Ob als Streifenintervalle, Rasterkompositionen oder Kreiskonglomerate, das entscheidende Merkmal dieser Werke ist die dicke Schicht klaren oder eingefärbten Paraffins, die, gleichmäßig über die Malerei gegossen, den Träger und die Bildoberfläche komplett bedeckt. Das Ergebnis dieses Eingriffes ist von dreifacher Natur. Zum einen verändert sich die unter dem Paraffin liegende Malerei. Die Formen verschwimmen, die Ränder werden unscharf und eine zarte, halb transparente Schicht legt sich über die gesamte Farbigkeit. In der Tat wird hier die Technik der Lasur auf eine ungewöhnliche Art plötzlich einsehbar und konkret in ihrer Funktion verständlich gemacht. Vor allem die Farbe erfährt durch die spezifischen Eigenschaften des Paraffins eine bemerkenswerte Veränderung: Der Zusammenklang der Farben ist weich und harmonisch, und bisweilen beginnen manche Farben durch den Filter des Wachses zu leuchten und zu glühen. Als zweite Folge läßt das vergrößerte Volumen den an sich recht dünnen Bildträger wieder materiell zur Wirkung kommen und betont dessen an der Gesamtkomposition beteiligten Formcharakter.

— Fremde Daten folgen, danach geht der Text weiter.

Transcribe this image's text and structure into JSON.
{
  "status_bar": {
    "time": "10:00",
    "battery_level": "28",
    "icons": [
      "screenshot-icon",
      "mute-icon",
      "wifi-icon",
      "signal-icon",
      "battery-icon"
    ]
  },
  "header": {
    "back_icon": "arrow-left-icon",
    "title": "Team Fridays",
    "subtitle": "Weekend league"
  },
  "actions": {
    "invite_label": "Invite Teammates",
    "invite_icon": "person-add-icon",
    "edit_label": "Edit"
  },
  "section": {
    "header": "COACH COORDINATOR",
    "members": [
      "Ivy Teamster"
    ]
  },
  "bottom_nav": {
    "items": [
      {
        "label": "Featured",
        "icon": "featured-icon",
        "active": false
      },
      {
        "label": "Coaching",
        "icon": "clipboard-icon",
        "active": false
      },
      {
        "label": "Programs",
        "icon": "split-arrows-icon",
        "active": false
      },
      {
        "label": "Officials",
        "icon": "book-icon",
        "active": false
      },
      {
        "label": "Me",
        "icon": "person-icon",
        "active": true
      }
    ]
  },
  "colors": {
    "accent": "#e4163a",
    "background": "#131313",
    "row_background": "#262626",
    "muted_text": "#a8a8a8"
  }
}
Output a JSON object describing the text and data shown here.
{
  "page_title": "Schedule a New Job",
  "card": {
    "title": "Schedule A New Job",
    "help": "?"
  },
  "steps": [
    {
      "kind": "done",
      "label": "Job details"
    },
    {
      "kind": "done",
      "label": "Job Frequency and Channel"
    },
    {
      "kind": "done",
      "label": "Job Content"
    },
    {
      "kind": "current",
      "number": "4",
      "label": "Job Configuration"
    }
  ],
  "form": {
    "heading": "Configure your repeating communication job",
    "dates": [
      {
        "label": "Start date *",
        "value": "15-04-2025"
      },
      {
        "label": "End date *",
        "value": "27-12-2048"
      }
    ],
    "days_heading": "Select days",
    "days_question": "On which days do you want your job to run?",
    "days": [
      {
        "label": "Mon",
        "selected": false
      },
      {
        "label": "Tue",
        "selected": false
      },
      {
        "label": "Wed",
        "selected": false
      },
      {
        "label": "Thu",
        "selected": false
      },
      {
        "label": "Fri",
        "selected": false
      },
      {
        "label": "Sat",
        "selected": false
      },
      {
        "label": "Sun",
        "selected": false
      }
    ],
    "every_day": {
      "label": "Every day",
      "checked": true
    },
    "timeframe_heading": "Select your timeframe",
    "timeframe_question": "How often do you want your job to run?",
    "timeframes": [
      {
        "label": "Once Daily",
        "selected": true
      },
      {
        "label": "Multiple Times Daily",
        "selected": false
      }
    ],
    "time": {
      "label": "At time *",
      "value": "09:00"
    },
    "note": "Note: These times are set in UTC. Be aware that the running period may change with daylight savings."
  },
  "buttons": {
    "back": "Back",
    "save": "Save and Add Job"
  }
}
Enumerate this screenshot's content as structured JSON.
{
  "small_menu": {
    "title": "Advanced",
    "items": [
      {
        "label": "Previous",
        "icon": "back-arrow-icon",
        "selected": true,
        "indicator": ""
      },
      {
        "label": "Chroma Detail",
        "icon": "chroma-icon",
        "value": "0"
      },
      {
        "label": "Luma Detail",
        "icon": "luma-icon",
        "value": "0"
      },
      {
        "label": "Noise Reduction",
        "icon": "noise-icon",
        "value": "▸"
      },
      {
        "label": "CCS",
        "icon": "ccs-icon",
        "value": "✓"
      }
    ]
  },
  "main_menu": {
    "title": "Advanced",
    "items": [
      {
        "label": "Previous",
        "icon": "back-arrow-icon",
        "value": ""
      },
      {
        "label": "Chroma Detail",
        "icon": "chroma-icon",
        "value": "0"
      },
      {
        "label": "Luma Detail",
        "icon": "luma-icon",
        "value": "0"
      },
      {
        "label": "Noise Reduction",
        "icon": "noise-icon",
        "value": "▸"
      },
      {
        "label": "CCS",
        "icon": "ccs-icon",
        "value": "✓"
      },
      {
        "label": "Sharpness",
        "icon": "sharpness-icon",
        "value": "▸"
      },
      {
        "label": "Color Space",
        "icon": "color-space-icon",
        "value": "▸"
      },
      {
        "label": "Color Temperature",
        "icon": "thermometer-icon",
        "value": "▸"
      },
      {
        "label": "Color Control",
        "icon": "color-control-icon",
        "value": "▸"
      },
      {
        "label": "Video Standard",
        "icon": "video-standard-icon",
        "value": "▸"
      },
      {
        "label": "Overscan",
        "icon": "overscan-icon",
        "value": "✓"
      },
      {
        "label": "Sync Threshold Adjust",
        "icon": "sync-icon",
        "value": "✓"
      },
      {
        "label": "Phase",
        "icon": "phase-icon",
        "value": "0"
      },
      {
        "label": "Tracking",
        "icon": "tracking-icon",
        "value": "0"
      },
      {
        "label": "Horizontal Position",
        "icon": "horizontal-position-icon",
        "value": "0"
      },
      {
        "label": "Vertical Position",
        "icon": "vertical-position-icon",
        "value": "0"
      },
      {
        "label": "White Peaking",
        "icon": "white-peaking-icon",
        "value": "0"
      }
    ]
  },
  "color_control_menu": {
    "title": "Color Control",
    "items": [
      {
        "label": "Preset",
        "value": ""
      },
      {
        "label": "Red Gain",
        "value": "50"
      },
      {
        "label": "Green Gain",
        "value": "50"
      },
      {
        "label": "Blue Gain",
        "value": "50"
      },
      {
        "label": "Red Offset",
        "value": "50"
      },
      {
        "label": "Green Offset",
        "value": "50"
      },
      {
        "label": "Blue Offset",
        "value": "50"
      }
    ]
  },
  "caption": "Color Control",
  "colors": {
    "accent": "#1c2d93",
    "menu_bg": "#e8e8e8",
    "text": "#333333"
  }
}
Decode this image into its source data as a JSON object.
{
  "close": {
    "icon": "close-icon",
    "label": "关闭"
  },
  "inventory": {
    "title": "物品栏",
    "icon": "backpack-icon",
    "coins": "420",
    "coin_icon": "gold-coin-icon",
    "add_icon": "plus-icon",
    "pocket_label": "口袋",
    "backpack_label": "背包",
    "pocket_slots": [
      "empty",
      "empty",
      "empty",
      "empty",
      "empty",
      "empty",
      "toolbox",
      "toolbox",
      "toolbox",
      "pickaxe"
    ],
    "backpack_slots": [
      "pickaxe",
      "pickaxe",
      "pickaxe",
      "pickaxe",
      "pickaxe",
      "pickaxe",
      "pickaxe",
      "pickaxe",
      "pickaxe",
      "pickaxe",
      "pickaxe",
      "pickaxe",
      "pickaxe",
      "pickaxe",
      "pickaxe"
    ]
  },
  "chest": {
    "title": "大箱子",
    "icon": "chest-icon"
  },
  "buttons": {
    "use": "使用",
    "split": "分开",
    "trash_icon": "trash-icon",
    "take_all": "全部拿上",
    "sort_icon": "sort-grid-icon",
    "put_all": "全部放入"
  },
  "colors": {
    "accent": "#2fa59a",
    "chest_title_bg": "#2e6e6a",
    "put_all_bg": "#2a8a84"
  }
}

Das Bild wird bis um die Ecken des Trägers herum buchstäblich faßbar und präsent, denn es erstreckt sich nun sichtbar über die gesamte Fläche und macht den breiten „Rand“ um die Binnenform wieder zum vollwertigen Teil des Ganzen. Als letzte Konsequenz verleiht die dicke Versiegelung der bemalten Fläche den Werken einen Status, der sie als Objekt zwischen Malerei und Skulptur positioniert, ein Umstand, der verstärkt wird, wenn Edda Jachens diese Arbeiten mit einigem Abstand vor der Wand anbringt oder umgekehrt in rahmende Kästen einschließt.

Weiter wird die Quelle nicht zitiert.